Ultimo aggiornamento  28 gennaio 2023 04:03

Musk sotto processo: la mia verità.

Redazione ·

Il 7 agosto 2018 Elon Musk fece tremare - letteramente - Wall Street annunciando in un tweet che Tesla sarebbe potuta tornare “privata”, ovvero uscire dal listino di Borsa, al prezzo di 420 dollari ad azione e che aveva già i fondi assicurati per farlo. Oggi, a distanza di oltre tre anni, il suo avvocato - in una causa civile collettiva intentata presso la Corte Federale di San Francisco da alcuni investitori e da organizzazioni di piccoli risparmiatori - difende quelle parole sostenendo che il contenuto fosse "interamente veritiero”.

Secondo quanto scritto in una nota difensiva dal legale del manager, Alex Spiro, “il signor Musk stava considerando di rendere Tesla privata a 420 dollari per azione. Il finanziamento era assicurato. C'era il supporto degli investitori”. L’avvocato fa anche il nome di questi sostenitori, citando il Pif  (Public Investment Fund), nientemeno che il Fondo sovrano dell’Arabia Saudita, il forziere del Paese del Golfo e una della realtà potenzialmente più ricche del mondo che oggi finanzia, tra l'altro, la start up di auto elettriche Lucid Motors.

Peccato che nel frattempo la Stock Exchange Commission, l’ente federale che controlla la Borsa negli Usa, abbia invece dichiarato l'uscita di Musk quantomeno fuorviante, che il costruttore di elettriche e il suo ceo abbiano già pagato 40 milioni di dollari di multa e Tesla sia stata costretta ad assumere una persona in qualità di presidente della società.

Tutto da decidere

La causa che coinvolge il manager sudafricano andrà avanti con un’altra udienza preliminare in marzo - alla quale non si sa se parteciperà lo stesso ceo - in attesa di un processo vero e proprio fissato al 31 maggio prossimo. 
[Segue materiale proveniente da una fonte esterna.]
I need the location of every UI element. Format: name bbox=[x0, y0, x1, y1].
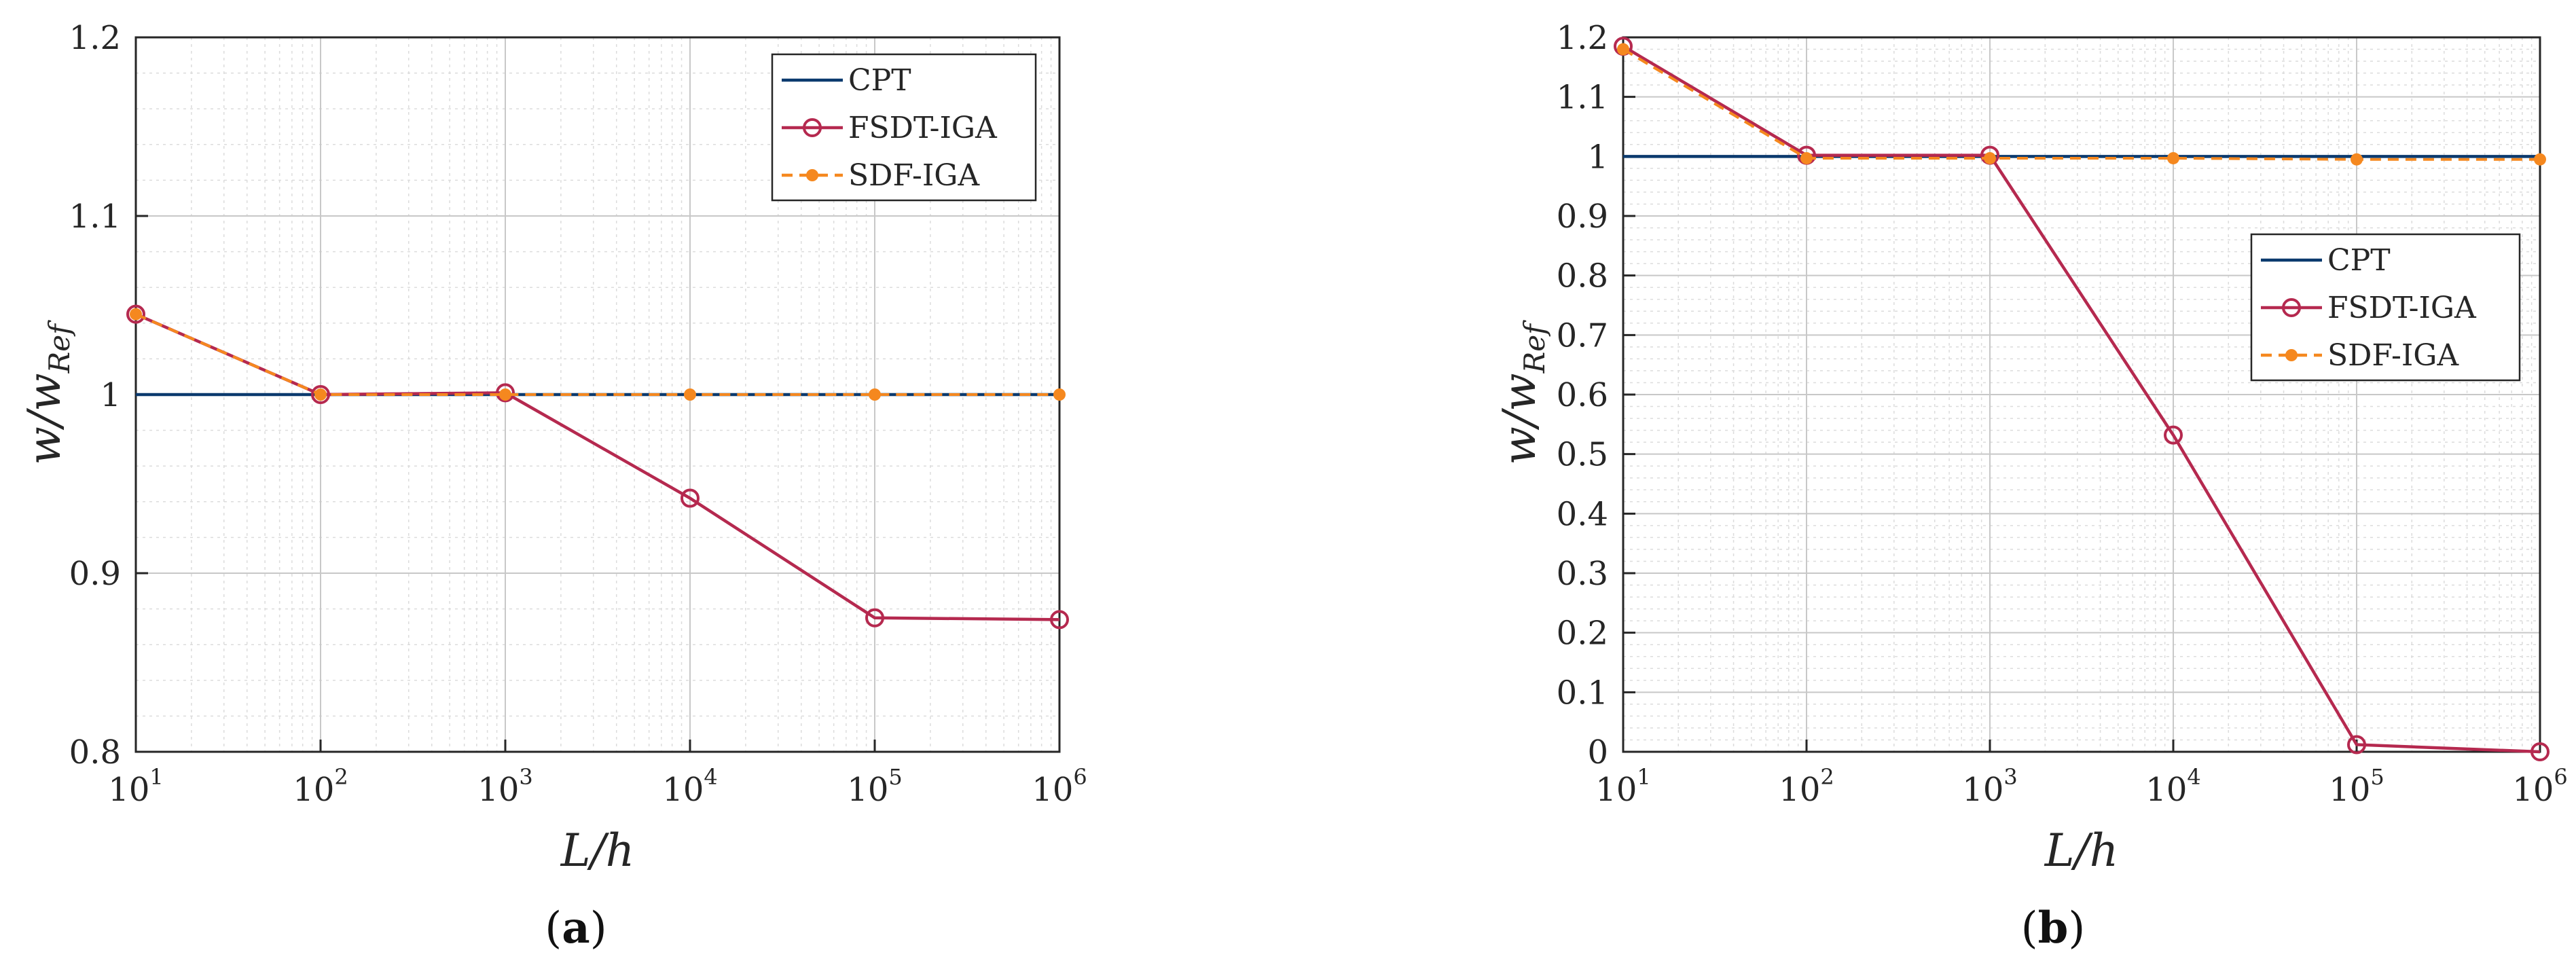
data-point-sdf-a bbox=[684, 388, 696, 401]
data-point-sdf-b bbox=[2534, 153, 2546, 166]
x-tick-label: 105 bbox=[2329, 764, 2384, 809]
y-tick-label: 0.2 bbox=[1557, 615, 1608, 653]
data-point-sdf-b bbox=[1617, 43, 1629, 56]
y-axis-title-b: w/wRef bbox=[1493, 320, 1551, 465]
data-point-fsdt-a bbox=[126, 304, 145, 324]
data-point-sdf-a bbox=[314, 388, 327, 401]
data-point-sdf-b bbox=[1800, 151, 1813, 164]
legend-a: CPT FSDT-IGA SDF-IGA bbox=[771, 53, 1037, 202]
legend-label-fsdt-b: FSDT-IGA bbox=[2327, 291, 2477, 325]
chart-panel-b: 101 102 103 104 105 106 0 0.1 0.2 0.3 0.4 0.5 0.6 0.7… bbox=[1493, 19, 2568, 953]
caption-a: (a) bbox=[545, 903, 606, 953]
y-tick-label: 0.3 bbox=[1557, 555, 1608, 593]
data-point-sdf-a bbox=[869, 388, 881, 401]
legend-marker-sdf-b bbox=[2285, 349, 2298, 361]
data-point-fsdt-b bbox=[2164, 425, 2183, 445]
y-tick-label: 0.8 bbox=[1557, 257, 1608, 295]
x-tick-label: 104 bbox=[2145, 764, 2200, 809]
x-tick-label: 106 bbox=[1032, 764, 1087, 809]
legend-label-cpt-a: CPT bbox=[848, 63, 911, 98]
legend-label-sdf-b: SDF-IGA bbox=[2327, 338, 2459, 373]
x-axis-title-a: L/h bbox=[560, 824, 635, 877]
legend-label-cpt-b: CPT bbox=[2327, 243, 2391, 278]
legend-b: CPT FSDT-IGA SDF-IGA bbox=[2250, 233, 2521, 382]
x-tick-label: 105 bbox=[847, 764, 902, 809]
data-point-sdf-b bbox=[1984, 151, 1996, 164]
chart-panel-a: 101 102 103 104 105 106 0.8 0.9 1 1.1 1.2 CPT FSDT-… bbox=[18, 19, 1087, 953]
legend-label-fsdt-a: FSDT-IGA bbox=[848, 111, 998, 145]
y-tick-label: 1 bbox=[100, 376, 121, 414]
y-tick-label: 0.5 bbox=[1557, 436, 1608, 474]
data-point-fsdt-a bbox=[496, 383, 515, 403]
series-line-sdf-b bbox=[1622, 48, 2540, 161]
legend-marker-sdf-a bbox=[806, 169, 818, 181]
y-tick-label: 1.1 bbox=[69, 198, 121, 236]
y-tick-label: 0.7 bbox=[1557, 316, 1608, 355]
caption-b: (b) bbox=[2021, 903, 2086, 953]
y-tick-label: 1.2 bbox=[1557, 19, 1608, 57]
y-tick-label: 0.6 bbox=[1557, 376, 1608, 414]
x-tick-label: 101 bbox=[1595, 764, 1650, 809]
x-tick-label: 102 bbox=[293, 764, 348, 809]
legend-marker-fsdt-b bbox=[2282, 298, 2301, 317]
series-a bbox=[126, 304, 1069, 630]
y-tick-label: 0.4 bbox=[1557, 495, 1608, 533]
data-point-fsdt-a bbox=[1050, 610, 1069, 630]
x-axis-title-b: L/h bbox=[2044, 824, 2119, 877]
legend-label-sdf-a: SDF-IGA bbox=[848, 158, 980, 193]
data-point-sdf-b bbox=[2351, 153, 2363, 166]
data-point-fsdt-a bbox=[865, 608, 884, 628]
data-point-sdf-b bbox=[2167, 151, 2179, 164]
data-point-fsdt-b bbox=[2347, 735, 2366, 755]
data-point-fsdt-a bbox=[681, 488, 700, 508]
y-tick-label: 0 bbox=[1587, 733, 1608, 771]
ticks-a: 101 102 103 104 105 106 0.8 0.9 1 1.1 1.2 bbox=[69, 19, 1087, 809]
y-tick-label: 0.9 bbox=[69, 555, 121, 593]
y-tick-label: 0.8 bbox=[69, 733, 121, 771]
ticks-b: 101 102 103 104 105 106 0 0.1 0.2 0.3 0.4 0.5 0.6 0.7… bbox=[1557, 19, 2568, 809]
y-tick-label: 0.9 bbox=[1557, 198, 1608, 236]
series-b bbox=[1614, 37, 2550, 761]
x-tick-label: 103 bbox=[477, 764, 532, 809]
y-axis-title-a: w/wRef bbox=[18, 320, 76, 465]
data-point-fsdt-a bbox=[311, 385, 330, 404]
x-tick-label: 102 bbox=[1779, 764, 1834, 809]
data-point-fsdt-b bbox=[2530, 742, 2550, 761]
data-point-sdf-a bbox=[1053, 388, 1066, 401]
y-tick-label: 0.1 bbox=[1557, 674, 1608, 712]
series-line-fsdt-b bbox=[1622, 45, 2541, 754]
x-tick-label: 103 bbox=[1962, 764, 2017, 809]
data-point-sdf-a bbox=[130, 308, 142, 321]
series-line-sdf-a bbox=[135, 312, 1059, 396]
x-tick-label: 101 bbox=[108, 764, 163, 809]
y-tick-label: 1.1 bbox=[1557, 79, 1608, 117]
x-tick-label: 106 bbox=[2512, 764, 2567, 809]
legend-marker-fsdt-a bbox=[803, 118, 822, 137]
y-tick-label: 1 bbox=[1587, 138, 1608, 176]
data-point-sdf-a bbox=[499, 388, 511, 401]
y-tick-label: 1.2 bbox=[69, 19, 121, 57]
grid-b bbox=[1622, 37, 2541, 752]
x-tick-label: 104 bbox=[662, 764, 717, 809]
Quando il tweet “incriminato” venne diffuso, le azioni del costruttore salirono improvvisamente del 13%, con riflessi soprattutto su piccoli investitori che si trovarono a dover pagare un prezzo molto più alto del pattuito per i titoli che avevano acquistato ma ancora non saldato. Secondo l’accusa, furono “bruciati” in quel frangente centinaia di milioni di dollari di risparmi, cui vanno aggiunti quelli persi per il successivo, inevitabile rimbalzo verso il basso delle azioni stesse. Alcuni giorni dopo, un venerdì sera, Musk annunciò con un altro tweet di avere deciso di mantenere la quotazione in Borsa di Tesla.